Imagine a white robed angel whose face is delicately hidden by a veil, held in place by a jeweled crown, walking into your families Christmas gift exchange. The glow of the candles on the tree enshroud his form with a beautiful orange glow, as he enters and hands out presents from the basket held by his child helpers. A bit different from a traditional American Santa stories, this Swiss traditional story of the Christkindli is a well-known tradition in Switzerland. Most Swiss children eagerly await the arrival of the Christ Child in his reindeer drawn sleigh to come bearing gifts for everyone.

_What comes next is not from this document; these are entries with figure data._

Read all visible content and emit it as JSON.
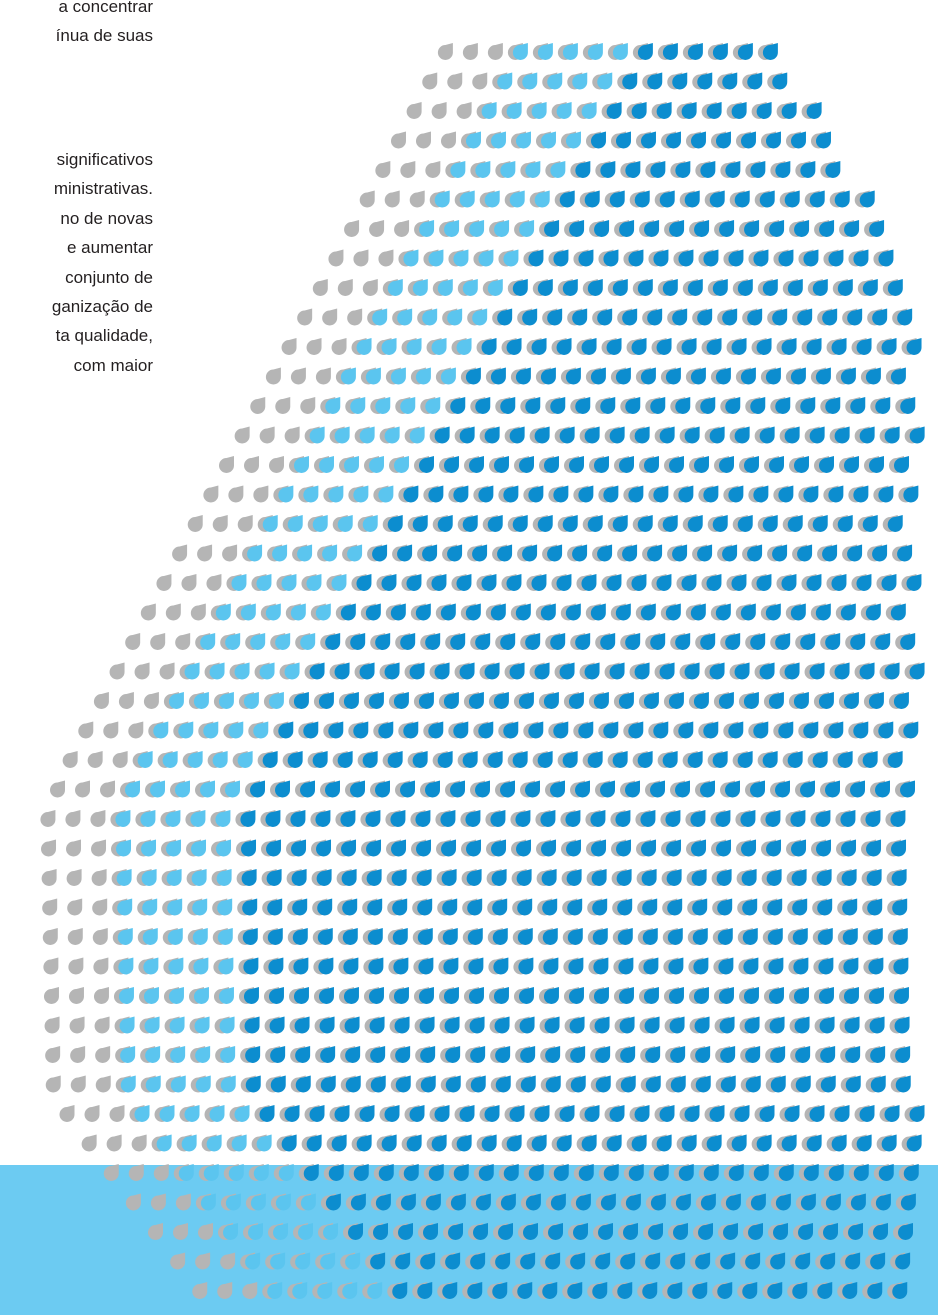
{
  "paragraph_1": {
    "line_1": "a concentrar",
    "line_2": "ínua de suas"
  },
  "paragraph_2": {
    "line_1": "significativos",
    "line_2": "ministrativas.",
    "line_3": "no de novas",
    "line_4": "e aumentar",
    "line_5": "conjunto de",
    "line_6": "ganização de",
    "line_7": "ta qualidade,",
    "line_8": "com maior"
  },
  "decoration": {
    "name": "water-drops-pattern",
    "colors": {
      "gray": "#b5b5b5",
      "light_blue": "#5bc5ef",
      "dark_blue": "#0c8dcf",
      "band": "#6ccbf2"
    }
  }
}
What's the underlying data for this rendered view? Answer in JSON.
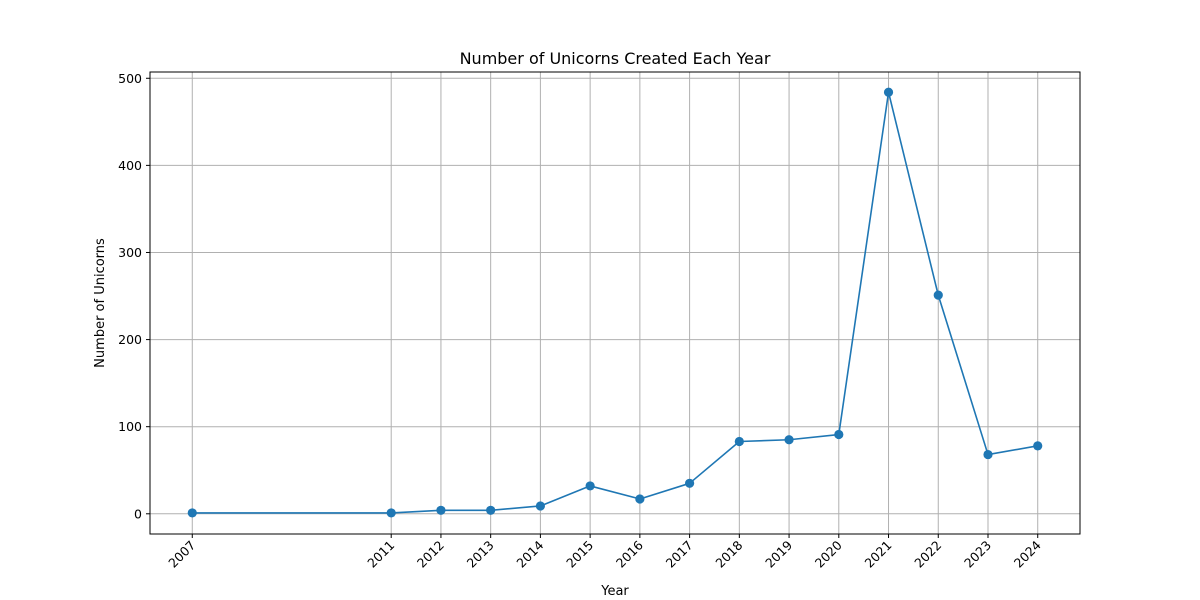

For the week preceding Christmas, kids in Switzerland dress up and visit others bearing small gifts. Bell ringing competitions between villages to call people to midnight mass have become common traditions, as have the gathering after the service for families to share giant homemade donuts (ringli) and hot chocolate.
Because Switzerland's traditions stem mainly from 4 different cultures, Switzerland offers a wide variety of traditions and celebrations at Christmas time. Aside from native Swiss influences, Swiss Christmas times are also influenced by German, Italian, and French customs and traditions. Gifts are given by some on Christmas Eve, and by others on New Year's Day. Though many celebrate gifts brought by Christkindli, others believe the generous spirits of St. Nicholas or Father Christmas and his wife Lucy to be responsible for the gifts. The manger scene still holds significant symbolism and importance in heralding the arrival of Christ, but the Christmas tree is also an icon. Carols are sung by Sternsingers dressed as the Three Kings in 4 languages. It seems that Switzerland has remained neutral even in holiday spirit.